Facebook Loophole Makes Your Phone Number a Data Hacking Tool
The hack exploits a tool that’s intended to let anyone find a Facebook user by putting their phone number into a search box. First of all, they can choose not to link their phone numbers to their Facebook profiles.
Within minutes, Facebook responded with thousands of users’ profiles. Facebook recently unveiled a privacy checkup tool which it says helps users to ensure that they are not sharing information they do not want to. It is something that Facebook users can take steps to protect themselves against, but as things stands Moaiandin says it is like “walking into a bank, asking for a few thousand customers” personal information based on their account number, and the bank telling you: “Here are their customer details'”.
“Unfortunately, for the 1.44 billion people now using Facebook, this means that sophisticated hackers and black market sellers can access names and mobile phone numbers in as little as an hour through reverse engineering – at a time when an entire identity can be sold for as little as $5”. Through the hack, the software engineer was able to access numerous profiles’ public detail, which includes names, images, and available locations.
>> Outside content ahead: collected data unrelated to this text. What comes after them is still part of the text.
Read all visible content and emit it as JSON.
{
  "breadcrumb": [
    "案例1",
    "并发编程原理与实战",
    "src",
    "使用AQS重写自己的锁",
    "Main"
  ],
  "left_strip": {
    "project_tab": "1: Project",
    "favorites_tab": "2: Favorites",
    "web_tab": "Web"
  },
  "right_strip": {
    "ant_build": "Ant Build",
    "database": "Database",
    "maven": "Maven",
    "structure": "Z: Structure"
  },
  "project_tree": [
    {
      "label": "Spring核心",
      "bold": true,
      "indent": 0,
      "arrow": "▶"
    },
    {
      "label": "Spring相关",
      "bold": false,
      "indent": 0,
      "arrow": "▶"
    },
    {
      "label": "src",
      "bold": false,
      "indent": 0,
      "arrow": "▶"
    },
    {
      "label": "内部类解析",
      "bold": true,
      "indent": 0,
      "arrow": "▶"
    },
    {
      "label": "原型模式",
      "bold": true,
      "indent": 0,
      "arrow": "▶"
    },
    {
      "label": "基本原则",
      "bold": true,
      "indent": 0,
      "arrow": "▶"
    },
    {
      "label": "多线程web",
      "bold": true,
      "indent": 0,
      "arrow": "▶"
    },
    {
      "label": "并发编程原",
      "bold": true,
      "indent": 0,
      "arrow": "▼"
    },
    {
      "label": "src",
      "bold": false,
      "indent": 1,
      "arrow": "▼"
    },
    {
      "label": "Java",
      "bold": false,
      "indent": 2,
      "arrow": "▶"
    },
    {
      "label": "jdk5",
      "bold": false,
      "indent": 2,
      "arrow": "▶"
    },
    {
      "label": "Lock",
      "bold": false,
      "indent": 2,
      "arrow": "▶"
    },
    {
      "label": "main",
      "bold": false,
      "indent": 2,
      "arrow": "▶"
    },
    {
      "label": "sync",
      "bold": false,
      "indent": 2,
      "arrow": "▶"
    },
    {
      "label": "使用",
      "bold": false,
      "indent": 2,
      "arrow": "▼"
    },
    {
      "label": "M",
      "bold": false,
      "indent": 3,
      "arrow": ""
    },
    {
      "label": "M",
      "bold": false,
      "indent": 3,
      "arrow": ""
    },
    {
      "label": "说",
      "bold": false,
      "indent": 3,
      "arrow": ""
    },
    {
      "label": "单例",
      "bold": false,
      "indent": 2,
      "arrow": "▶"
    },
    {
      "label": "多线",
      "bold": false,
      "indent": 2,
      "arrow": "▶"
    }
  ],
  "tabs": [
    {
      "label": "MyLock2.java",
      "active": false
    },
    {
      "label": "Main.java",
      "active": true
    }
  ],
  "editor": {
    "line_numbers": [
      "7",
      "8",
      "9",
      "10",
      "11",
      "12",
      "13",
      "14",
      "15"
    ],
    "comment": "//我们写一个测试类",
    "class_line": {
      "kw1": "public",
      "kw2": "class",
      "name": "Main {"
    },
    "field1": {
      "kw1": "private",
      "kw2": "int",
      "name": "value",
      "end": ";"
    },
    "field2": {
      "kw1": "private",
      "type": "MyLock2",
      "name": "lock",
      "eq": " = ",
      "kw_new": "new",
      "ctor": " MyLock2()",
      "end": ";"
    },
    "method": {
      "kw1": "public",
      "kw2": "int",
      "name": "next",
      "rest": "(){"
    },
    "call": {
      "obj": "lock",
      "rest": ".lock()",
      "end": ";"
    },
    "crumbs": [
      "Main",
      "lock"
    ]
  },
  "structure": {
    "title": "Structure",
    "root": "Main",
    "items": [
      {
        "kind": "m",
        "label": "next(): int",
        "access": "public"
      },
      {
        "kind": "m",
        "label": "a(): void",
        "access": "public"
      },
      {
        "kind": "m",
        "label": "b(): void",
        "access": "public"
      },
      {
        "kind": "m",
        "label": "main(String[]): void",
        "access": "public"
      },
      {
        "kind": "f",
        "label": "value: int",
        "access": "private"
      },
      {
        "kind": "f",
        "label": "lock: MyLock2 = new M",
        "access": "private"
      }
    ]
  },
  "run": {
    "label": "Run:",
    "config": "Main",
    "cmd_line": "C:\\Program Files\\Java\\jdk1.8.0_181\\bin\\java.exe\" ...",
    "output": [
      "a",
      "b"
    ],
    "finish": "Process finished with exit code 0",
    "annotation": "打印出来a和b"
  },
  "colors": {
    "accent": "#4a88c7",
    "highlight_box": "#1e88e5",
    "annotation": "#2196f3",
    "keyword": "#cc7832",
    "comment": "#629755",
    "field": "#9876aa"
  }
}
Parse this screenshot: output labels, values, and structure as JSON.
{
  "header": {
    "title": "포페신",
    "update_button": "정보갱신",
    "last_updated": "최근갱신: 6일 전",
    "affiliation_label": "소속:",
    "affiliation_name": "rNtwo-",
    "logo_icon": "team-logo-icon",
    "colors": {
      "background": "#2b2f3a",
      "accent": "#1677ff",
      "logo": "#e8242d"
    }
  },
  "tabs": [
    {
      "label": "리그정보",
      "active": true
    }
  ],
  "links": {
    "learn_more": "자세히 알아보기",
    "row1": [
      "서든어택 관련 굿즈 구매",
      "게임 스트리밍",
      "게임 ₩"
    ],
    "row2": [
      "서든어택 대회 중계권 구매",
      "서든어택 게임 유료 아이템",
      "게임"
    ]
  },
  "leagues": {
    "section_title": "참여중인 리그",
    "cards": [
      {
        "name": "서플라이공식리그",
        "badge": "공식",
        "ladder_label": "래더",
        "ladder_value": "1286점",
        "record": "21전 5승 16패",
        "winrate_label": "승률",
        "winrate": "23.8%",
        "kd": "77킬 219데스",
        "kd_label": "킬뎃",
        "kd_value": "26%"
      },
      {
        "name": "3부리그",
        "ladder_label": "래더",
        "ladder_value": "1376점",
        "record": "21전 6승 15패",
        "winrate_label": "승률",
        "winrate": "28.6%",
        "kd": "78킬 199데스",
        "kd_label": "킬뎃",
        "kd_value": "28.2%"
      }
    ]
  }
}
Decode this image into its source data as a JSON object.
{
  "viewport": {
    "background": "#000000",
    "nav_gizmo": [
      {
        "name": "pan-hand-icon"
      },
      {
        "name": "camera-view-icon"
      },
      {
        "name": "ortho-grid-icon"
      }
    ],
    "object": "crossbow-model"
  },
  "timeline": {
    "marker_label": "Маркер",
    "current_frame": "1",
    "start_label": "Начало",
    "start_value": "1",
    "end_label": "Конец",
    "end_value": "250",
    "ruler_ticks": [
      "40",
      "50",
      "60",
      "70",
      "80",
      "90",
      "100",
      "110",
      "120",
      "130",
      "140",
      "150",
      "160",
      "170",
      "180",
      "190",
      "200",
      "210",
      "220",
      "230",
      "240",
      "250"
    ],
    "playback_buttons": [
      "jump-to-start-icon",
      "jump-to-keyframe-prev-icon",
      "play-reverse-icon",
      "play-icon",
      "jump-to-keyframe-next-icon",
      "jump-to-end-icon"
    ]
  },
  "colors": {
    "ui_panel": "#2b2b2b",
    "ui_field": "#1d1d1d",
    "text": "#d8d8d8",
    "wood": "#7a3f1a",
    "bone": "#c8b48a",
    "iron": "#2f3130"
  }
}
By default, this setting is left as accessible to “Everyone/Public”, so anyone with a number generator and access to the Facebook API (neither of which are hard to come by) could gobble up swathes of user data, unless vigilant Facebook users make the appropriate settings changes.
Moaiandin said that this flaw could be a huge phishing problem if no limit is created, and the loophole is discovered by the wrong person. Facebook reportedly dismissed his discovery and refused to call it a vulnerability.
Facebook should go further by “limiting the requests from a single user, and detecting patterns, before moving on to pre-encrypting all of its data”.
If you have added your mobile number to your Facebook account, you can manually configure how it can be used to track you down.
The “Who can search for me?” setting is set to public by default, meaning that even if your mobile number is withheld on the site, it can still be used to find you using this loophole. With a simple cross-check, he was able to identify which of the guessed phone numbers was correct.